Das goldene Auge im All: Wie das James-Webb-Teleskop die Unendlichkeit eroberte
S01:E37

Das goldene Auge im All: Wie das James-Webb-Teleskop die Unendlichkeit eroberte

Episode description

Das goldene Auge im All: Wie das James-Webb-Teleskop die Unendlichkeit eroberte

Stell dir vor, du hättest eine Zeitmaschine, mit der du fast bis zum Urknall zurückreisen könntest. Klingt nach Science-Fiction? Ist es aber nicht! Genau diese Zeitmaschine existiert wirklich, schwebt weit draußen im eiskalten Weltall und heißt „James-Webb-Weltraumteleskop“ (JWST). Es ist das größte, teuerste und komplexeste Werkzeug, das die Menschheit je gebaut hat, um das Universum zu erforschen. Aber wie ist dieses goldene Wunderwerk eigentlich entstanden? Die Geschichte hinter dem Teleskop ist ein echter Krimi voller genialer Ideen, Fast-Katastrophen und Nervenkitzel.

Alles begann in den 1990er-ahren. Damals lieferte das berühmte Hubble-Weltraumteleskop zwar fantastische Bilder, stieß aber an seine physikalischen Grenzen. Das Universum dehnt sich ununterbrochen aus. Das bedeutet: Das Licht von den allerersten Sternen und Galaxien, die kurz nach dem Urknall entstanden, ist extrem lange zu uns unterwegs. Auf dieser Reise wird das Licht durch die Dehnung des Raumes buchstäblich in die Länge gezogen. Aus normalem, sichtbarem Licht wird unsichtbare Infrarotstrahlung – ähnlich wie die Wärmestrahlung, die du von einer Herdplatte spüren kannst. Hubble konnte dieses Infrarotlicht kaum sehen. Ein neues, viel größeres Teleskop musste her. Ein Infrarot-Superauge.

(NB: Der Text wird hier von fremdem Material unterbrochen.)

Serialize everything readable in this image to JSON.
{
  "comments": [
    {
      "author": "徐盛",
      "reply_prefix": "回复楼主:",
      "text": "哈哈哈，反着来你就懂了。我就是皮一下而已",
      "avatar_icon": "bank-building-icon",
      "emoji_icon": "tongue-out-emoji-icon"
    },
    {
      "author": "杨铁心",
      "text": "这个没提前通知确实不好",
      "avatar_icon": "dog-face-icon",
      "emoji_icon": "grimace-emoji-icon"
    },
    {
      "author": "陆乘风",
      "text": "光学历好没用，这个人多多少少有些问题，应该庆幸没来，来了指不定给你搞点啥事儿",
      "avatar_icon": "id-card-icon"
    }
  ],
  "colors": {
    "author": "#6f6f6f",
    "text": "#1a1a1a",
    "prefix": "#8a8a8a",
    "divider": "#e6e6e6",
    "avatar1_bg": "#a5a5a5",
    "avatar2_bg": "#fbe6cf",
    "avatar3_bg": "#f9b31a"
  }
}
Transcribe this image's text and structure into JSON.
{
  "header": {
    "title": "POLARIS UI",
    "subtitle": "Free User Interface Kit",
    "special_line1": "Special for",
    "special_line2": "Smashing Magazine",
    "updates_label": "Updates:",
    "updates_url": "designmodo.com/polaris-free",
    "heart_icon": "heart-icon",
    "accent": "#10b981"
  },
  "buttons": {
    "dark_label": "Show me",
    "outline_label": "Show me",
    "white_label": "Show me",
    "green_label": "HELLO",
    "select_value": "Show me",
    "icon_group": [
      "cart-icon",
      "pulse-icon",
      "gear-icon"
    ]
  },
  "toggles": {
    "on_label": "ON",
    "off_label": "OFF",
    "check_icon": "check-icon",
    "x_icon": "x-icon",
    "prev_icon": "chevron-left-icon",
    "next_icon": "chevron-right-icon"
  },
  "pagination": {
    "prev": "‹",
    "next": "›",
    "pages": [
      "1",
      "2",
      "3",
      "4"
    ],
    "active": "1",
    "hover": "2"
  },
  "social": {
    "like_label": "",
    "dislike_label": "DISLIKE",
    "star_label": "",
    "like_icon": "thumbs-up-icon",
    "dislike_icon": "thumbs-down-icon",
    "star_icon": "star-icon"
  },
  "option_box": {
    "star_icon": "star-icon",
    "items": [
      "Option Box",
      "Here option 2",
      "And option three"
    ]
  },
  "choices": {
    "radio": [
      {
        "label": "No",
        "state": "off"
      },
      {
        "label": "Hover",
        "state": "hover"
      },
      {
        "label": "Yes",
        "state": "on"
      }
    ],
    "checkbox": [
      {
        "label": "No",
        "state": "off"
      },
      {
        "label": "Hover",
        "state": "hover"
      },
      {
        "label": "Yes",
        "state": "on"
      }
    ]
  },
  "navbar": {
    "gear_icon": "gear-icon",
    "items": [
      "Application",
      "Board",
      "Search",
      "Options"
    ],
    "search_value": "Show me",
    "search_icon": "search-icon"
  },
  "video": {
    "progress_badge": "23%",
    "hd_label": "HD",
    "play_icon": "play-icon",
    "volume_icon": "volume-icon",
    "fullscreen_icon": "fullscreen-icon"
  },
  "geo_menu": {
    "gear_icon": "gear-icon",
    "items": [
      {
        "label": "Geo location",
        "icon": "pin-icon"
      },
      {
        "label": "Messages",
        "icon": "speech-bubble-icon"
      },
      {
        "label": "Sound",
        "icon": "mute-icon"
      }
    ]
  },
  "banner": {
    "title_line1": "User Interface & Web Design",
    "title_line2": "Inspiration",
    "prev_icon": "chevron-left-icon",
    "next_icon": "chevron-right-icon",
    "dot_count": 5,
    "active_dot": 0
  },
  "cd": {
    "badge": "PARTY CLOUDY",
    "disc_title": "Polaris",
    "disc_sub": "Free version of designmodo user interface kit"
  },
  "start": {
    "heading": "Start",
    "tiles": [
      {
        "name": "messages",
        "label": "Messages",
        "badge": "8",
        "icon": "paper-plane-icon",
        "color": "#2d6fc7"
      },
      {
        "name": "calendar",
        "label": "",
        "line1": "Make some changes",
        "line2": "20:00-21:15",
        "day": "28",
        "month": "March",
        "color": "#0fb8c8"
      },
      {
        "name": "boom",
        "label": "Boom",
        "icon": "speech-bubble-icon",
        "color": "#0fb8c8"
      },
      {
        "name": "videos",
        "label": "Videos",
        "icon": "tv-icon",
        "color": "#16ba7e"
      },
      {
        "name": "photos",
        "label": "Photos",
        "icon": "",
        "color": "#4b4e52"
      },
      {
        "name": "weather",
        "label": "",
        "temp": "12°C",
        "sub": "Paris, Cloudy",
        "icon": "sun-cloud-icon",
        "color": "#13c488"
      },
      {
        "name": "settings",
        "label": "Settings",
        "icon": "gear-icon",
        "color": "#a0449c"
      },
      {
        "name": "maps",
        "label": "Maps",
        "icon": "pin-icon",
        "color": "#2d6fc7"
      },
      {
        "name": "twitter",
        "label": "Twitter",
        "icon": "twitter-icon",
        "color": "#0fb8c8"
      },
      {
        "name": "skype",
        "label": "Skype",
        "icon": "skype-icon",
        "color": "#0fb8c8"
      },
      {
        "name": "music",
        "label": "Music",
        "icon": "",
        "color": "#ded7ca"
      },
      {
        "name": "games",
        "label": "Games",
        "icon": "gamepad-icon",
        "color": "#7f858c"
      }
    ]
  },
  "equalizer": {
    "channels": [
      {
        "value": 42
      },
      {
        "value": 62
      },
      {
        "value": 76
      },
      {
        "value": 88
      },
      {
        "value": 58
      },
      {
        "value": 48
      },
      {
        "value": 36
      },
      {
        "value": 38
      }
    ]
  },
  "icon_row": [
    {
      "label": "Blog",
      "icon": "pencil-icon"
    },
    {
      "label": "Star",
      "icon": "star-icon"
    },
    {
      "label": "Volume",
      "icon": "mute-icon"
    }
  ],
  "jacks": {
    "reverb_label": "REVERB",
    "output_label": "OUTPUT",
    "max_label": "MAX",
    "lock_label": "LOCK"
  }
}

Die NASA, die europäische Weltraumorganisation ESA und die kanadische Weltraumbehörde CSA taten sich zusammen. Doch schnell wurde klar: Dieses Projekt würde alles bisher Dagewesene in den Schatten stellen. Die Ingenieure standen vor unlösbar scheinenden Problemen. Das größte Problem war die Größe: Um das extrem schwache Licht aus den Tiefen des Alls einzufangen, brauchte das neue Teleskop einen riesigen Spiegel mit 6,5 Metern Durchmesser. Doch keine Rakete der Welt hatte eine Transportkapsel, die groß genug für einen solchen Spiegel war. Die geniale und verrückte Lösung der Forscher? Weltraum-Origami!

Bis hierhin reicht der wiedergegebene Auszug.